Failure modeSODRPNAction
Requirements misunderstood864192Sprint demos with stakeholder sign-off
Performance regression in production757245Automated performance benchmarks in CI
Data migration corrupts records935135Dry-run migration with checksum verification
Security vulnerability in dependency846192Weekly dependency scan (npm audit)

Note that detection (D) is the often-overlooked dimension. A high-severity, low-probability risk that is also hard to detect (high D) may score higher than an obvious, high-probability risk.

Brooks's "No Silver Bullet" as Risk Philosophy

Fred Brooks argued in 1986 that there is no single technique that will produce an order-of-magnitude improvement in software productivity. The "essential complexity" of software — the irreducible difficulty of the problem domain — cannot be eliminated by tools, languages, or methodologies.

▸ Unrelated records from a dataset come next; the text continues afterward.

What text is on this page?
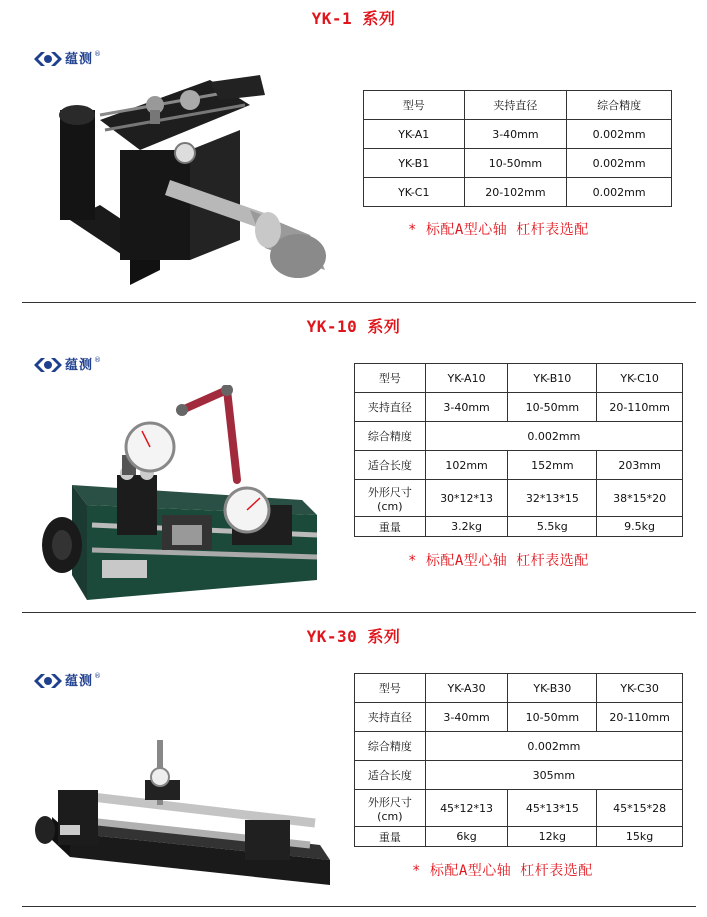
YK-1 系列
蕴测 ®
型号	夹持直径	综合精度
YK-A1	3-40mm	0.002mm
YK-B1	10-50mm	0.002mm
YK-C1	20-102mm	0.002mm
* 标配A型心轴 杠杆表选配
YK-10 系列
蕴测 ®
型号	YK-A10	YK-B10	YK-C10
夹持直径	3-40mm	10-50mm	20-110mm
综合精度	0.002mm		
适合长度	102mm	152mm	203mm

外形尺寸
(cm)	30*12*13	32*13*15	38*15*20
重量	3.2kg	5.5kg	9.5kg
* 标配A型心轴 杠杆表选配
YK-30 系列
蕴测 ®
型号	YK-A30	YK-B30	YK-C30
夹持直径	3-40mm	10-50mm	20-110mm
综合精度	0.002mm		
适合长度	305mm		

外形尺寸
(cm)	45*12*13	45*13*15	45*15*28
重量	6kg	12kg	15kg
* 标配A型心轴 杠杆表选配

Risk implication. Any project plan that assumes a new tool or technique will solve a fundamental complexity problem is carrying an unacknowledged risk. When management bets the schedule on a technology they have not used before ("the new framework will make this twice as fast"), that is a risk that must be surfaced in the register.

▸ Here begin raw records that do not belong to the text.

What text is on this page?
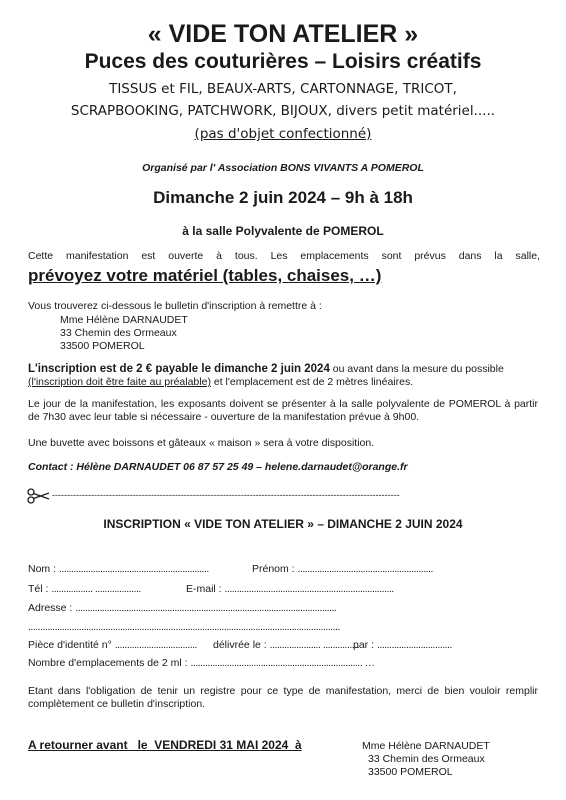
« VIDE TON ATELIER »
Puces des couturières – Loisirs créatifs
TISSUS et FIL, BEAUX-ARTS, CARTONNAGE, TRICOT,
SCRAPBOOKING, PATCHWORK, BIJOUX, divers petit matériel.....
(pas d'objet confectionné)
Organisé par l' Association BONS VIVANTS A POMEROL
Dimanche 2 juin 2024 – 9h à 18h
à la salle Polyvalente de POMEROL
Cette manifestation est ouverte à tous. Les emplacements sont prévus dans la salle,
prévoyez votre matériel (tables, chaises, …)
Vous trouverez ci-dessous le bulletin d'inscription à remettre à :
Mme Hélène DARNAUDET
33 Chemin des Ormeaux
33500 POMEROL
L'inscription est de 2 € payable le dimanche 2 juin 2024 ou avant dans la mesure du possible
(l'inscription doit être faite au préalable) et l'emplacement est de 2 mètres linéaires.
Le jour de la manifestation, les exposants doivent se présenter à la salle polyvalente de POMEROL à partir de 7h30 avec leur table si nécessaire - ouverture de la manifestation prévue à 9h00.
Une buvette avec boissons et gâteaux « maison » sera à votre disposition.
Contact : Hélène DARNAUDET 06 87 57 25 49 – helene.darnaudet@orange.fr
--------------------------------------------------------------------------------------------------------------------
INSCRIPTION « VIDE TON ATELIER » – DIMANCHE 2 JUIN 2024
Nom : ..............................................................	Prénom : ........................................................
Tél : ................. ...................	E-mail : ......................................................................
Adresse : ............................................................................................................
.................................................................................................................................
Pièce d'identité n° .................................. délivrée le : ..................... ...............
par : ...............................
Nombre d'emplacements de 2 ml : ....................................................................... …
Etant dans l'obligation de tenir un registre pour ce type de manifestation, merci de bien vouloir remplir complètement ce bulletin d'inscription.
A retourner avant   le  VENDREDI 31 MAI 2024  à	Mme Hélène DARNAUDET
33 Chemin des Ormeaux
33500 POMEROL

Mitigation. Time-boxed technology evaluation. Spike stories. Proof of concept before commitment. The schedule must include learning time for any unfamiliar technology.

When to Use / When NOT to Use

When to use formal risk management

  • Projects longer than 4 weeks with multiple stakeholders
  • Projects with external dependencies or regulatory requirements
  • Projects where failure has significant financial, safety, or reputational consequences
  • Any project where the team has said "I hope this works" — hope is not a strategy

When NOT to use formal risk management

  • Trivial tasks with well-understood scope (a risk register for a one-day bug fix is overhead)
  • When risk management becomes risk theater — elaborate spreadsheets that nobody reads or updates
  • When the process generates more risk (analysis paralysis, delayed decisions) than it mitigates

The Goldilocks principle

A risk register with 3-5 items for a small project, 10-20 for a medium project, and no more than 50 for a large project. If you have 200 risks, you have a list, not a management tool. Prioritize ruthlessly.

Cross-References

  • hamilton agent: Systems engineering risk architecture. Priority-based degradation. NASA heritage.
  • brooks agent: Department chair. Organizational risk, team scaling risk, essential vs. accidental complexity.
  • goldratt agent: Theory of Constraints applied to schedule risk — critical chain buffering.
  • deming agent: Quality risk — defects as risk events, PDCA for risk response improvement.
  • estimation-planning skill: Monte Carlo simulation, PERT estimation, critical path method — the quantitative tools for schedule risk analysis.
  • quality-assurance skill: FMEA, testing strategies, verification and validation — risk reduction through quality.
  • retrospective-learning skill: Lessons learned databases, after-action reviews — feeding risk knowledge back into future projects.
  • rca department (blameless-postmortem skill): Root cause analysis when risks materialize — turning incidents into prevention.

References

  • Hillson, D. & Simon, P. (2020). Practical Project Risk Management. 3rd edition. Berrett-Koehler.
  • Hubbard, D. W. (2009). The Failure of Risk Management. Wiley.
  • Klein, G. (2007). "Performing a Project Premortem." Harvard Business Review, 85(9), 18-19.
  • Hamilton, M. H. (1986). "Higher Order Software — A Methodology for Defining Software." IEEE Transactions on Software Engineering, SE-12(9), 9-25.
  • Brooks, F. P. (1986). "No Silver Bullet — Essence and Accident in Software Engineering." Information Processing 1986, Elsevier.
  • NASA. (2011). NASA Risk Management Handbook. NASA/SP-2011-3422.
  • Stamatis, D. H. (2003). Failure Mode and Effect Analysis: FMEA from Theory to Execution. ASQ Quality Press.
  • Vose, D. (2008). Risk Analysis: A Quantitative Guide. 3rd edition. Wiley.